Mauri F A, Caffo O, Veronese S, Verderio P, Boracchi P, Bonzanini M, Rossi N, Perrone G, Dalla Palma P, Barbareschi M
Department of Histopathology, SS Trinità Hospital, Borgomanero, Italy.
Br J Cancer. 1998 May;77(10):1661-8. doi: 10.1038/bjc.1998.273.
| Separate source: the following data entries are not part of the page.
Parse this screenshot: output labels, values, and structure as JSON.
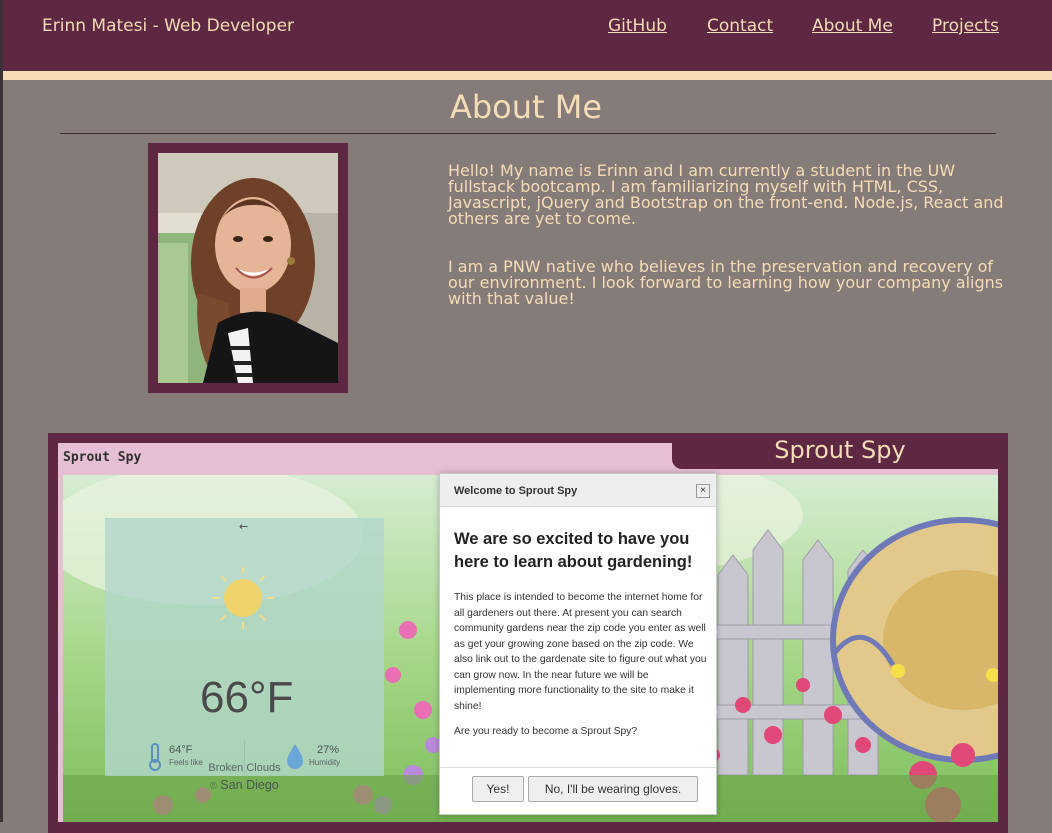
{
  "nav": {
    "brand": "Erinn Matesi - Web Developer",
    "links": [
      "GitHub",
      "Contact",
      "About Me",
      "Projects"
    ]
  },
  "about": {
    "title": "About Me",
    "bio": [
      "Hello! My name is Erinn and I am currently a student in the UW fullstack bootcamp. I am familiarizing myself with HTML, CSS, Javascript, jQuery and Bootstrap on the front-end. Node.js, React and others are yet to come.",
      "I am a PNW native who believes in the preservation and recovery of our environment. I look forward to learning how your company aligns with that value!"
    ]
  },
  "project": {
    "title": "Sprout Spy",
    "screenshot": {
      "brand": "Sprout Spy",
      "weather": {
        "temp": "66°F",
        "description": "Broken Clouds",
        "city": "San Diego",
        "feels_like_value": "64°F",
        "feels_like_label": "Feels like",
        "humidity_value": "27%",
        "humidity_label": "Humidity"
      },
      "modal": {
        "title": "Welcome to Sprout Spy",
        "close": "×",
        "heading": "We are so excited to have you here to learn about gardening!",
        "body": "This place is intended to become the internet home for all gardeners out there. At present you can search community gardens near the zip code you enter as well as get your growing zone based on the zip code. We also link out to the gardenate site to figure out what you can grow now. In the near future we will be implementing more functionality to the site to make it shine!",
        "question": "Are you ready to become a Sprout Spy?",
        "yes": "Yes!",
        "no": "No, I'll be wearing gloves."
      }
    }
  },
  "colors": {
    "nav_bg": "#5e2842",
    "accent_text": "#f4dcb6",
    "page_bg": "#857c79"
  }
}
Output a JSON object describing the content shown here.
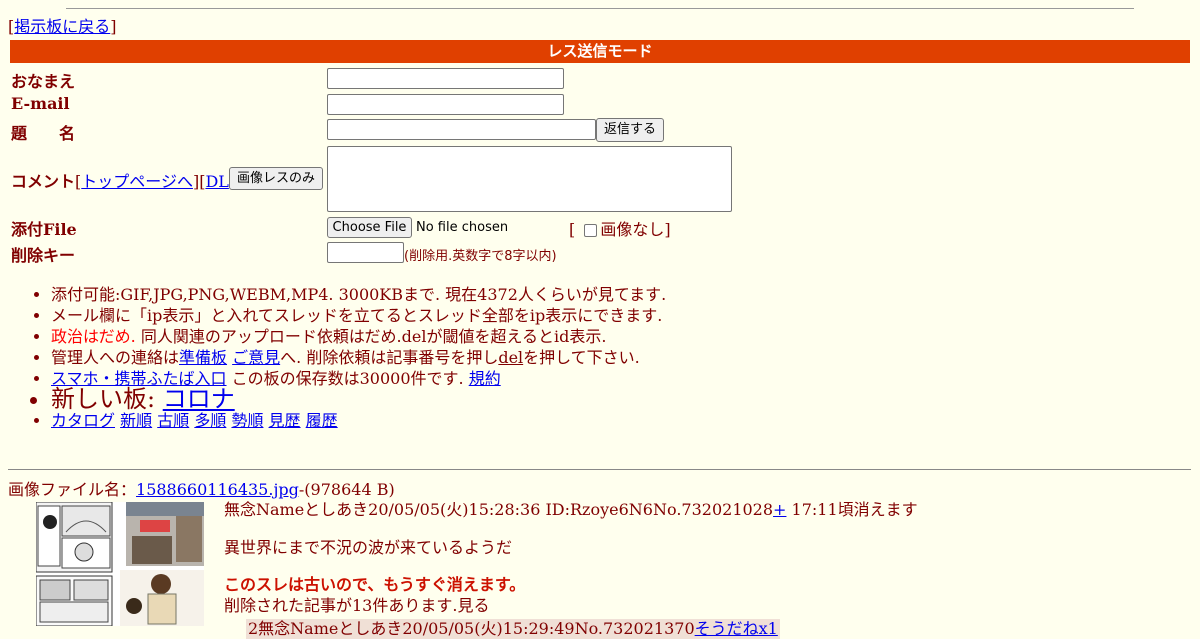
{
  "nav": {
    "back_prefix": "[",
    "back_link": "掲示板に戻る",
    "back_suffix": "]"
  },
  "form": {
    "mode_title": "レス送信モード",
    "name_label": "おなまえ",
    "email_label": "E-mail",
    "subject_label": "題　　名",
    "submit_label": "返信する",
    "comment_label": "コメント",
    "comment_link_open": "[",
    "comment_link_top": "トップページへ",
    "comment_link_mid": "][",
    "comment_link_dl": "DL",
    "comment_link_close": "]",
    "image_only_label": "画像レスのみ",
    "file_label": "添付File",
    "file_button": "Choose File",
    "file_status": "No file chosen",
    "noimage_open": "[",
    "noimage_label": "画像なし]",
    "delkey_label": "削除キー",
    "delkey_note": "(削除用.英数字で8字以内)"
  },
  "rules": {
    "r1": "添付可能:GIF,JPG,PNG,WEBM,MP4. 3000KBまで. 現在4372人くらいが見てます.",
    "r2": "メール欄に「ip表示」と入れてスレッドを立てるとスレッド全部をip表示にできます.",
    "r3_red": "政治はだめ.",
    "r3_rest": " 同人関連のアップロード依頼はだめ.delが閾値を超えるとid表示.",
    "r4_a": "管理人への連絡は",
    "r4_link1": "準備板",
    "r4_sp": " ",
    "r4_link2": "ご意見",
    "r4_b": "へ. 削除依頼は記事番号を押し",
    "r4_del": "del",
    "r4_c": "を押して下さい.",
    "r5_link": "スマホ・携帯ふたば入口",
    "r5_text": " この板の保存数は30000件です. ",
    "r5_link2": "規約",
    "r6_text": "新しい板: ",
    "r6_link": "コロナ",
    "r7": [
      "カタログ",
      "新順",
      "古順",
      "多順",
      "勢順",
      "見歴",
      "履歴"
    ]
  },
  "thread": {
    "img_prefix": "画像ファイル名：",
    "img_link": "1588660116435.jpg",
    "img_size": "-(978644 B)",
    "header": "無念Nameとしあき20/05/05(火)15:28:36 ID:Rzoye6N6No.732021028",
    "plus": "+",
    "expire": " 17:11頃消えます",
    "body": "異世界にまで不況の波が来ているようだ",
    "warning": "このスレは古いので、もうすぐ消えます。",
    "deleted": "削除された記事が13件あります.見る",
    "reply_header": "2無念Nameとしあき20/05/05(火)15:29:49No.732021370",
    "reply_soudane": "そうだねx1"
  }
}
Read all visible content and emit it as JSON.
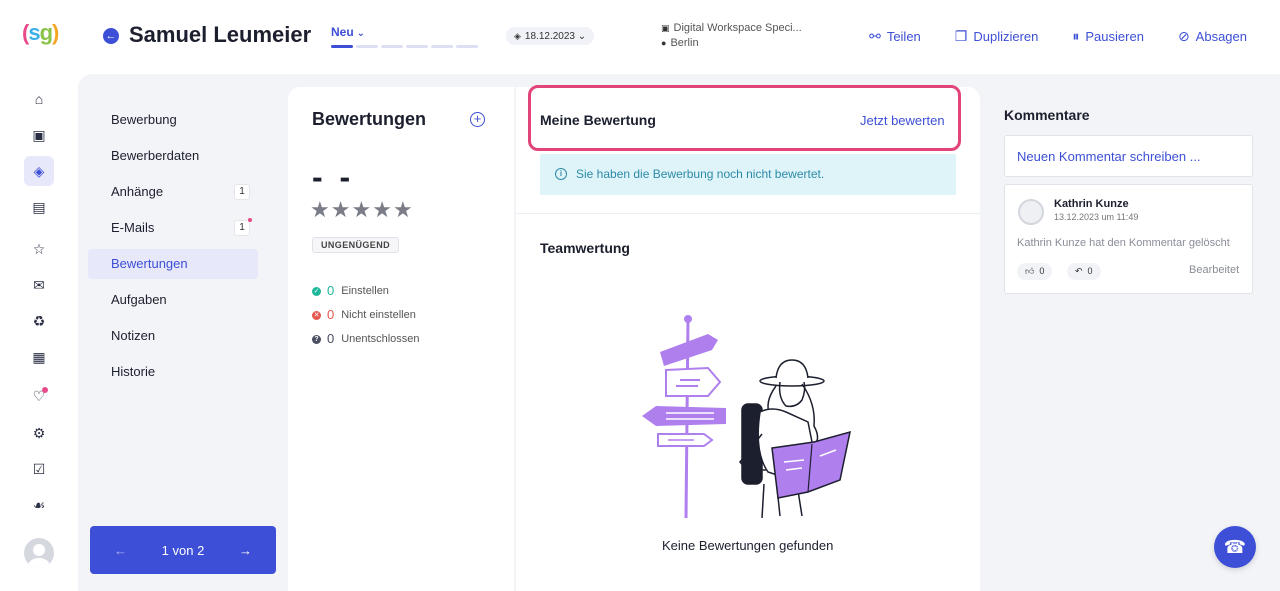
{
  "header": {
    "candidate_name": "Samuel Leumeier",
    "status_label": "Neu",
    "date": "18.12.2023",
    "job_title": "Digital Workspace Speci...",
    "location": "Berlin",
    "actions": {
      "share": "Teilen",
      "duplicate": "Duplizieren",
      "pause": "Pausieren",
      "cancel": "Absagen"
    }
  },
  "section_nav": {
    "items": [
      {
        "label": "Bewerbung"
      },
      {
        "label": "Bewerberdaten"
      },
      {
        "label": "Anhänge",
        "badge": "1"
      },
      {
        "label": "E-Mails",
        "badge": "1"
      },
      {
        "label": "Bewertungen"
      },
      {
        "label": "Aufgaben"
      },
      {
        "label": "Notizen"
      },
      {
        "label": "Historie"
      }
    ],
    "pager": "1 von 2"
  },
  "ratings": {
    "title": "Bewertungen",
    "score": "- -",
    "stars_total": 5,
    "stars_filled": 0,
    "grade": "UNGENÜGEND",
    "tally": {
      "hire": {
        "count": "0",
        "label": "Einstellen"
      },
      "no_hire": {
        "count": "0",
        "label": "Nicht einstellen"
      },
      "undecided": {
        "count": "0",
        "label": "Unentschlossen"
      }
    }
  },
  "my_rating": {
    "title": "Meine Bewertung",
    "action": "Jetzt bewerten",
    "info": "Sie haben die Bewerbung noch nicht bewertet."
  },
  "team_rating": {
    "title": "Teamwertung",
    "empty": "Keine Bewertungen gefunden"
  },
  "comments": {
    "title": "Kommentare",
    "placeholder": "Neuen Kommentar schreiben ...",
    "items": [
      {
        "author": "Kathrin Kunze",
        "date": "13.12.2023 um 11:49",
        "text": "Kathrin Kunze hat den Kommentar gelöscht",
        "likes": "0",
        "replies": "0",
        "edited": "Bearbeitet"
      }
    ]
  },
  "colors": {
    "accent": "#3d4fd6",
    "highlight": "#e2447a",
    "info_bg": "#dff4f8",
    "success": "#1fb79a",
    "danger": "#e4574e"
  }
}
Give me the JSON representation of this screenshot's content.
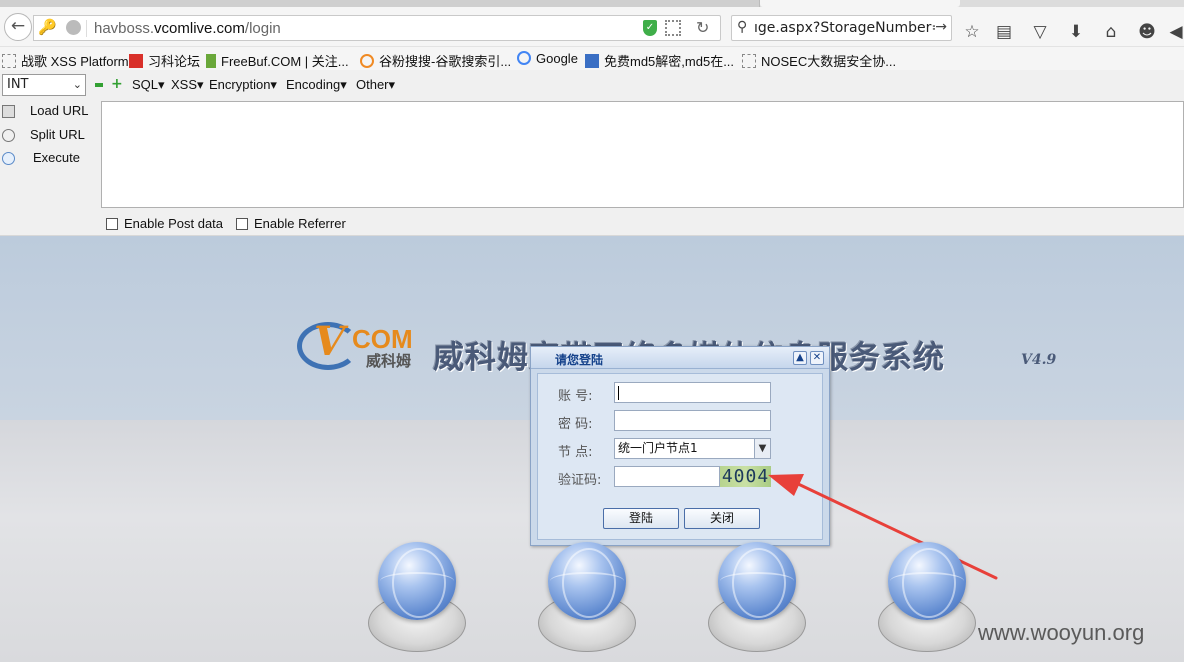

Carcinoembryonic antigen (CEA) is a well-known tumour marker whose immunohistochemical expression could be prognostically relevant in breast carcinomas. We evaluated CEA immunohistochemical expression, using the specific T84.66 monoclonal antibody, in a series of 252 consecutive cases of infiltrating breast carcinomas (104 N0, 148 N1/2) with median follow-up of 84 months. Oestrogen receptor (ER) status has been evaluated with the immunohistochemical method (ER1D5 antibody, 10% cut-off value): 121 cases were ER negative, 128 cases were ER positive and in three cases ER status was unknown. CEA staining was cytoplasmic; staining intensity and percentage of reacting cells were combined to obtain a final score (CEA score). The difference between the distribution of CEA score within the modalities of the other variables was not statistically significant. Univariate survival analysis has been performed on the series of node-negative and node-positive patients. In the latter subgroup, this has been performed separately for patients treated with systemic adjuvant hormonal therapy or chemotherapy. A multivariate analysis was only performed for node-positive patients treated with adjuvant therapy. CEA immunoreactivity was not prognostically relevant in any subset of analysed patients. The most important prognostic markers were nodal status and tumour size.
癌胚抗原(CEA)是一种著名的肿瘤标志物,其免疫组化表达可能与乳腺癌的预后相关。我们使用特异性T84.66单克隆抗体,对连续的252例浸润性乳腺癌病例(104例N0,148例N1/2)进行了CEA免疫组化表达评估,中位随访时间为84个月。采用免疫组化方法(ER1D5抗体,临界值为10%)评估雌激素受体(ER)状态:121例为ER阴性,128例为ER阳性,3例ER状态未知。CEA染色位于细胞质;将染色强度和反应细胞百分比相结合以获得最终评分(CEA评分)。CEA评分在其他变量模式中的分布差异无统计学意义。对淋巴结阴性和阳性患者系列进行了单因素生存分析。在后者亚组中,分别对接受全身辅助激素治疗或化疗的患者进行了分析。仅对接受辅助治疗的淋巴结阳性患者进行了多因素分析。在分析的任何患者亚组中,CEA免疫反应性与预后均无关。最重要的预后标志物是淋巴结状态和肿瘤大小。